В этом парне ему всё не нравилось, и он никак не мог понять, почему не отфутболил его сразу, ещё в первый приход. Неужели из-за золотых вещиц? Или сработала какая-то другая подспудная мыслишка? Получить всё и уж тогда избавиться? Бывает же любовь с первого взгляда, почему бы не быть такой же и неприязни. Между ними она возникла сразу, с первого взгляда и с первого слова. Часто ненависть притягивает, влечёт, связывает порой крепче, чем любовь. Так и здесь, два абсолютно несовместимых биополя упорно отталкивались, искрили несовместимые души, разжигая пламя тихой скрытой вражды, но…
Владимиру тоже сразу не понравился главмех. Он, забыв, где находится, очень удивился, что перед ним в роли пусть и небольшого начальника, но – жид! Даже шаг придержал в дверях. Но не это было главной причиной неприязни, а какая-то скрытая отталкивающая нечистая сила, исходящая от еврея и мешающая движению навстречу. Он ощутимо упёрся в мгновенно выросшую между ними стену, которую невозможно было и не хотелось преодолевать. Владимира она не беспокоила: приходилось привычно терпеть, как и многое другое, чужое и непонятное. Ему просто очень нужна работа здесь, которая, как он убедил себя, быстро и безопасно приведёт к исполнению навязанного янки очистительного задания. Ради этого можно было стерпеть всё, даже еврея в начальниках.
А Шендерович… Для него всё в этой встрече сложнее.
Во-первых, у него, как часто случалось в последнее неустойчивое послевоенное время, с утра было пресквернейшее настроение.

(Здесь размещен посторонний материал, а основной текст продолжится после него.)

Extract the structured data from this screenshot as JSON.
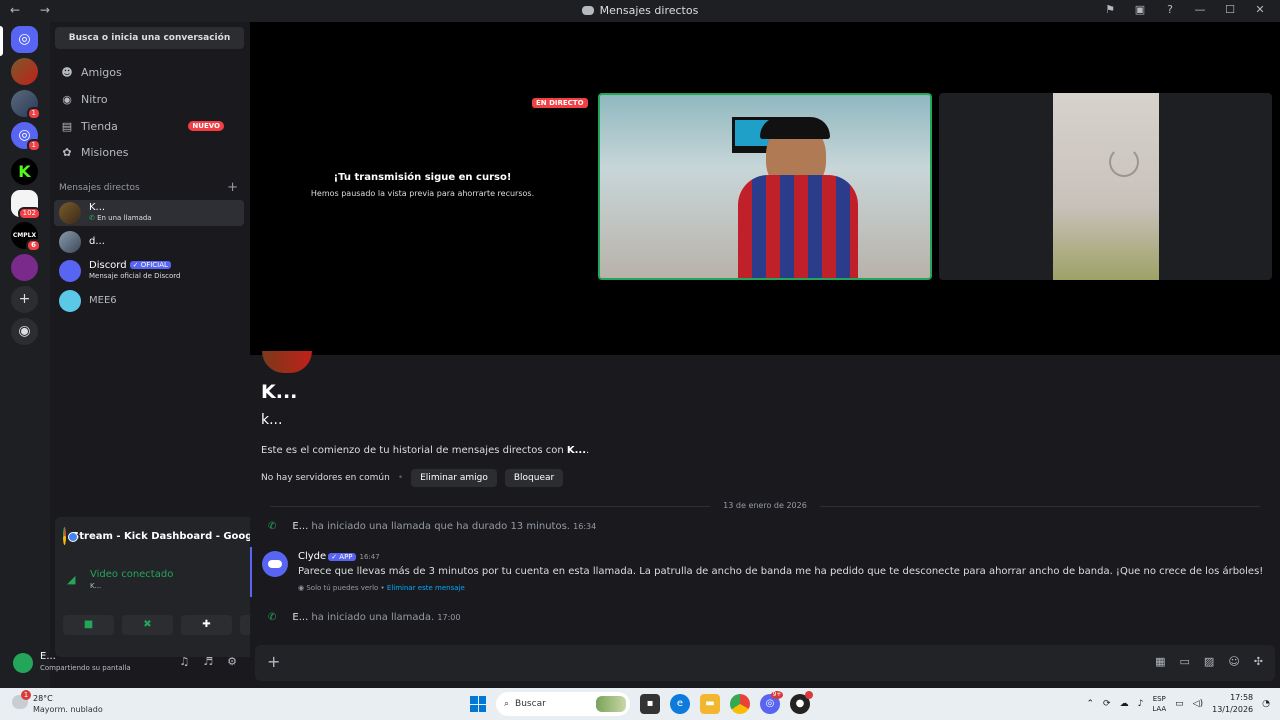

И он почему-то не хотел его давить, а, наоборот, искал причин разжечь и посмаковать ещё больше, будто устойчивую еврейскую душу от долгого общения с русскими стало разъедать презренное самоуничижение.
Во-вторых, он болезненно не любил, когда грубо отдавливали кровоточащую еврейскую мозоль. А в памяти отчётливо и надолго запечатлелась, словно смачный плевок в лицо, невысказанная антисемитская брезгливость, непроизвольно отразившаяся на роже не научившегося ещё скрывать эмоции белокурого красавчика в его первое появление. Словно тот, открыв дверь кабинета, нашёл там не главмеха, а наткнулся на кучу зловонного дерьма – так его всего передёрнуло! – будто никогда раньше вообще не сталкивался близко с евреем. В этой стране – так снисходительно и отстранённо называл Шендерович государство, в котором родился, вырос и жил – в этой стране, где единственный еврей Каганович сумел докарабкаться до пьедестала и удерживался там до сих пор, постоянно доказывая, что он-то и есть самый русский среди всех в окружении вождя, Альберт Иосифович за долгую жизнь национального изгоя приобрёл достаточно толстую иммунную шкуру. Но иногда, как сегодня, защита под ударами накопленных обид, неудач и унижений не срабатывала.